I love this! In other words, if God is a sadistic abusive murderous S.O.B., well, what can you expect? If this isn’t an argument for atheism, I don’t know what is!
And it never ends:
“Worse, the world seen by evolutionary biology alone is even more rife with suffering, yet rather more merciless. That world is characterized by raw chance, accident and the death of about 90% of all species that have ever lived. Perhaps earthquakes, tsunami, tornado, disease and famine derive from chance, and signify nothing.”
Yes, maybe they do, but what is the alternative? If earthquakes, tsunami, tornado, disease and famine do not derive from chance (and they don’t, they derive from the necessities of nature) then they are God’s work and thus signify something horrible, evil, and malign. If nature is blind and shit happens, I can live with that. But if, as Michael Novak seems to imply, God is doing this to people on purpose, we should be tearing down every house of worship to this monstrous deity we can find!

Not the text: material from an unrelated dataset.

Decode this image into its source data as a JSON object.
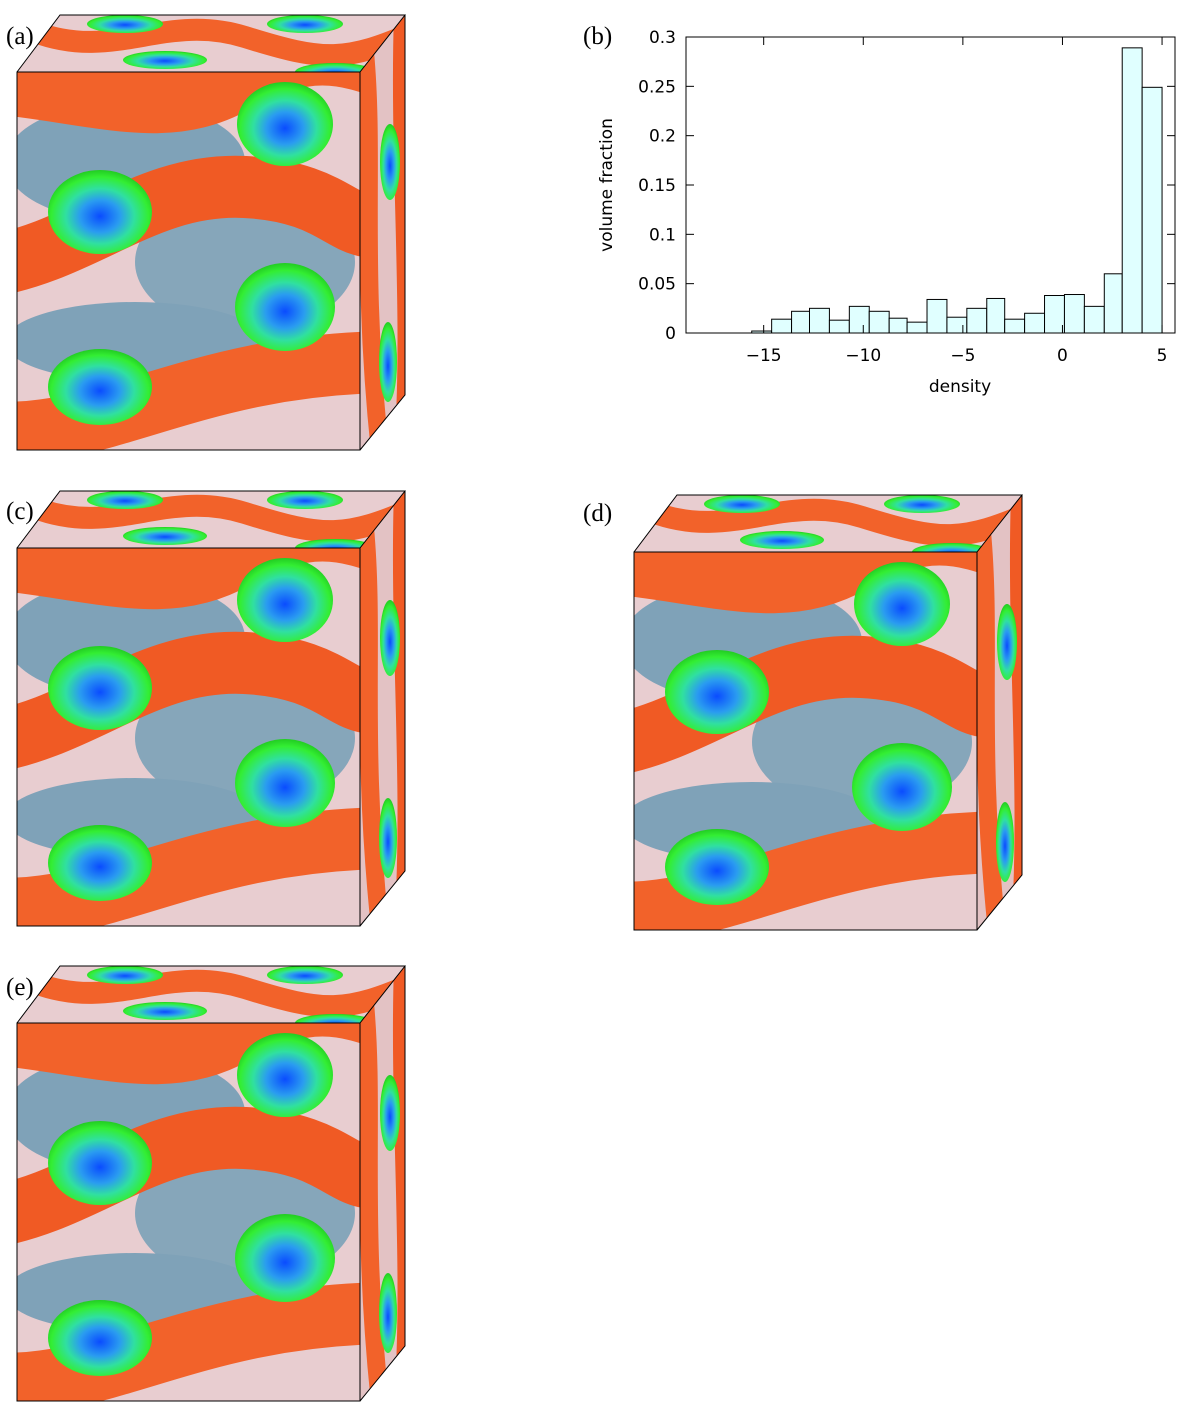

I just don’t see what Mr. Novak thought he was doing with essay. If this was a defense of belief, it failed miserably. If it was an atheistic attempt to recruit new members using reverse psychology, it may have succeeded mightily. I don’t see how anyone reading this piece could continue to believe in God at all. At least not the conventional God of mainstream Judaism and Christianity.
He ends his essay with this, “Whether our lives are meaningless, or not, is not a trivial question.” I agree. This is a question worth asking and exploring. But to assume, as Michael Novak does, that science and atheism (which are not the same: science is a methodology, atheism is an ideology) are somehow on the side of meaninglessness, while God and religion are on the side of meaning is just too much to bear.
Evolution does not make life meaningless! Evolution is the way life develops a level of consciousness capable of discovering meaning; it is the way life becomes self aware and moral; it is the way life comes to think about its Source and Substance. Evolution is the way God manifests in time and space. Evolution is the way God gets to discover Herself and say, “Wow!”
To anyone who wishes to think far more profoundly than USA TODAY gives you credit for, I recommend three books:
Thank God for Evolution by Michael Dowd,
The View From the Center of the Universe by Joel Primack and Nancy Abrams, and
God and the Big Bang by Daniel Matt.
If I could afford it I’d send copies of each to Michael Novak and invite him to think this through again.